Por Paula Fraile Fonseca

“Comecei no estágio novo super empolgada, eu achava aquele professor o máximo, extremamente inteligente, detalhista, perspicaz, minucioso, brilhante. Como poderia ser ruim? Até que as coisas começaram a ficar esquisitas, vários presentes injustificados, mensagens por WhatsApp totalmente fora do contexto do trabalho (P.ex: “sou seu fã”, ou “você é demais”) e fora de hora, muitas, muitas, muitas, perguntas de cunho pessoal. Na época eu desconfiava, mas pensava: acho que não, ele é professor da UnB, me deu 1 ano de aula, é procurador do DF, tem um currículo e uma reputação impecável, é casado, ele não faria isso”.

Esse foi o depoimento de Ariadne Wojcik em sua página no Facebook. Logo depois da postagem, a jovem cometeu suicídio. Seu corpo foi encontrado nesta quarta-feira, dia 9, em um ponto turístico da Chapada dos Guimarães, a 65 km de Cuiabá.Ariadne se referia ao professor da UnB, Rafael dos Santos, que também atua como procurador do Distrito Federal.
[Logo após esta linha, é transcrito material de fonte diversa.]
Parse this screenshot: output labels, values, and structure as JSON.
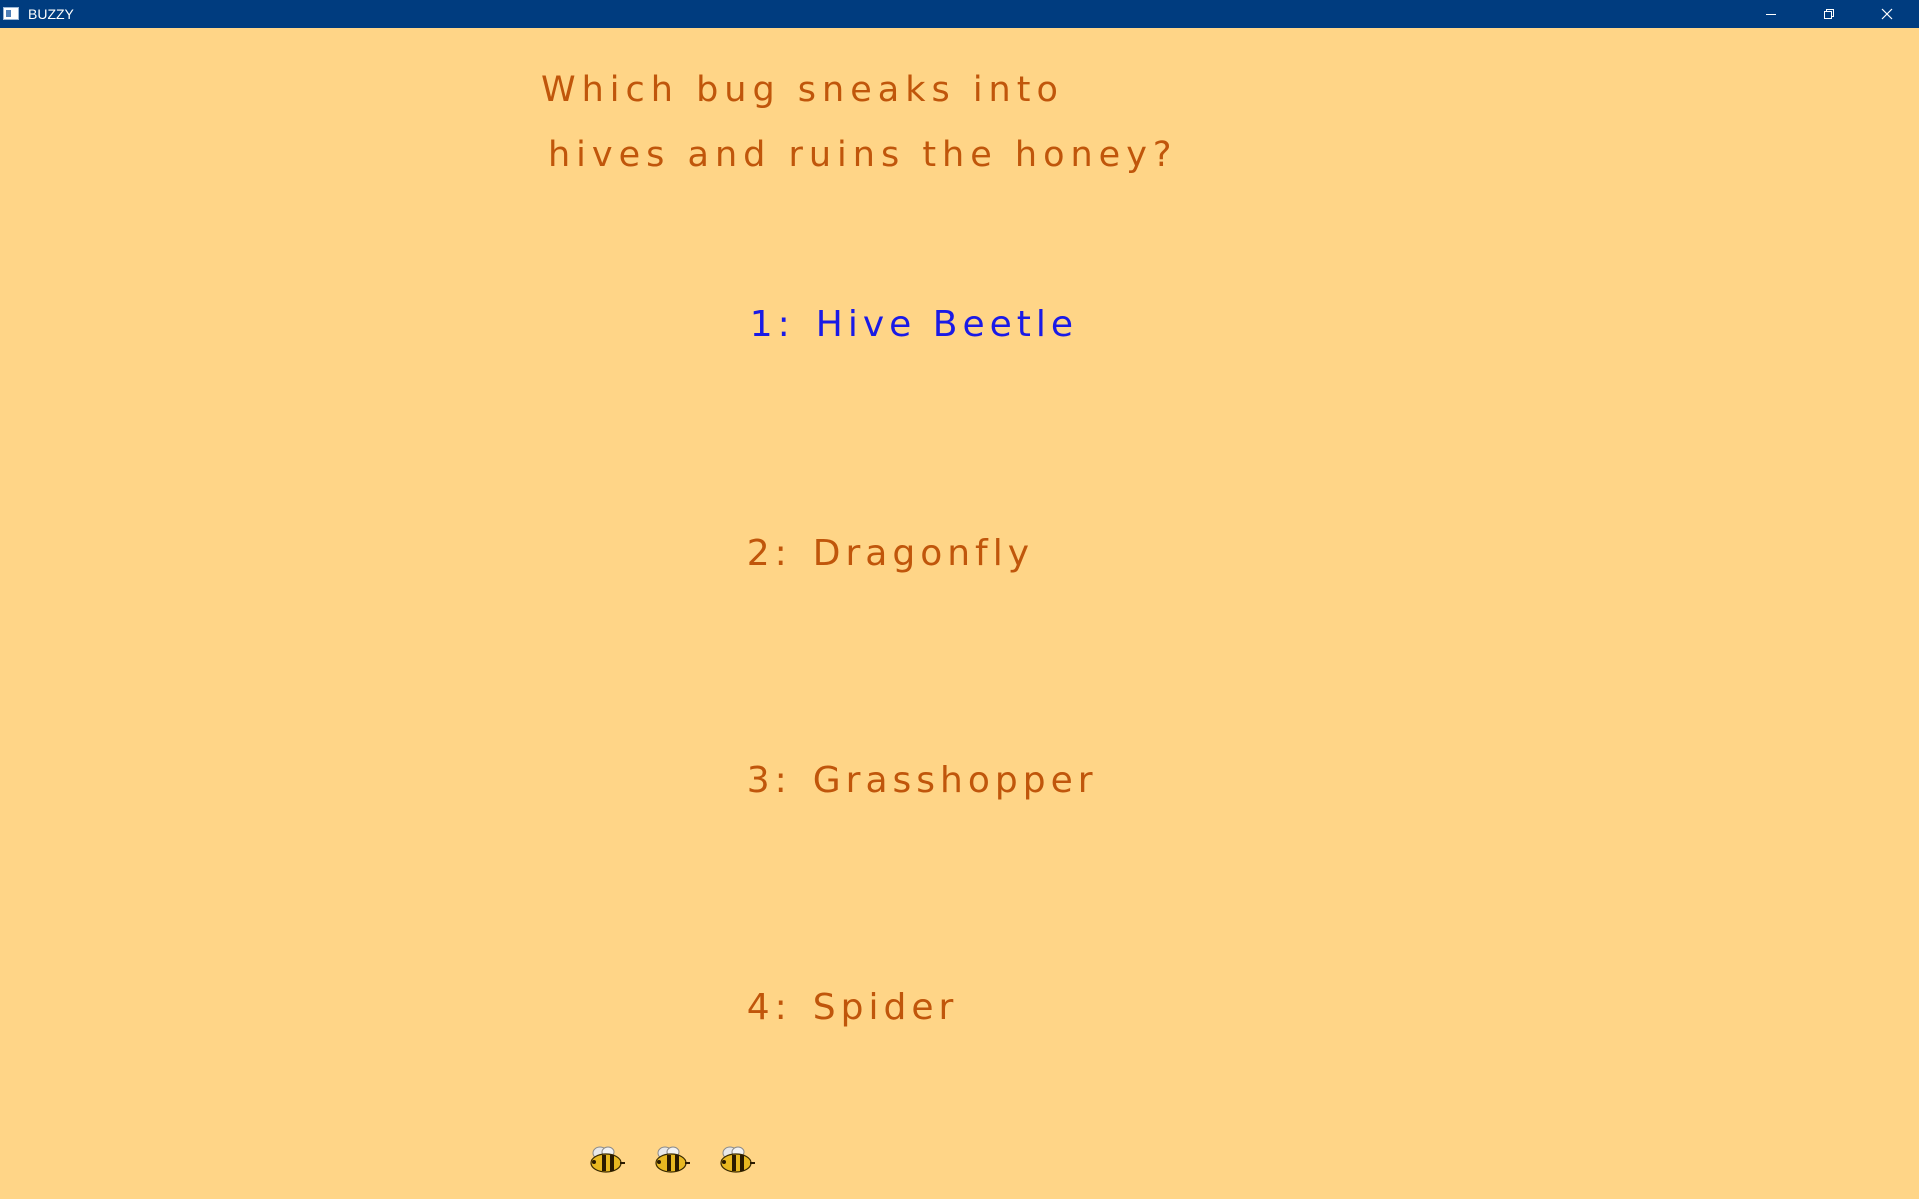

No relato, a advogada descreve claramente os passos do terror psicológico que um sociopata pode causar em outro ser humano. A vítima começa como uma “subordinada” do agressor que a coloca em um topo psicológico para começar a tirá-la de lá – no caso, o pedido por uma vaga de estágio, a alegria da jovem ao conseguir o novo emprego com alguém que admirava – e desse topo os abusos se desencadeiam, destruindo a autoestima da vítima. No caso de Ariadne, que apresentava um quadro de depressão, todo o processo foi ainda mais fácil de ser conduzido. Após um longo processo de stalking, onde Rafael tinha conhecimento de fatos detalhados sobre a vida da estagiária, Ariadne deu cabo da vida. A suspeita é de que ela chegou no Mirante em um táxi e se jogou logo em seguida.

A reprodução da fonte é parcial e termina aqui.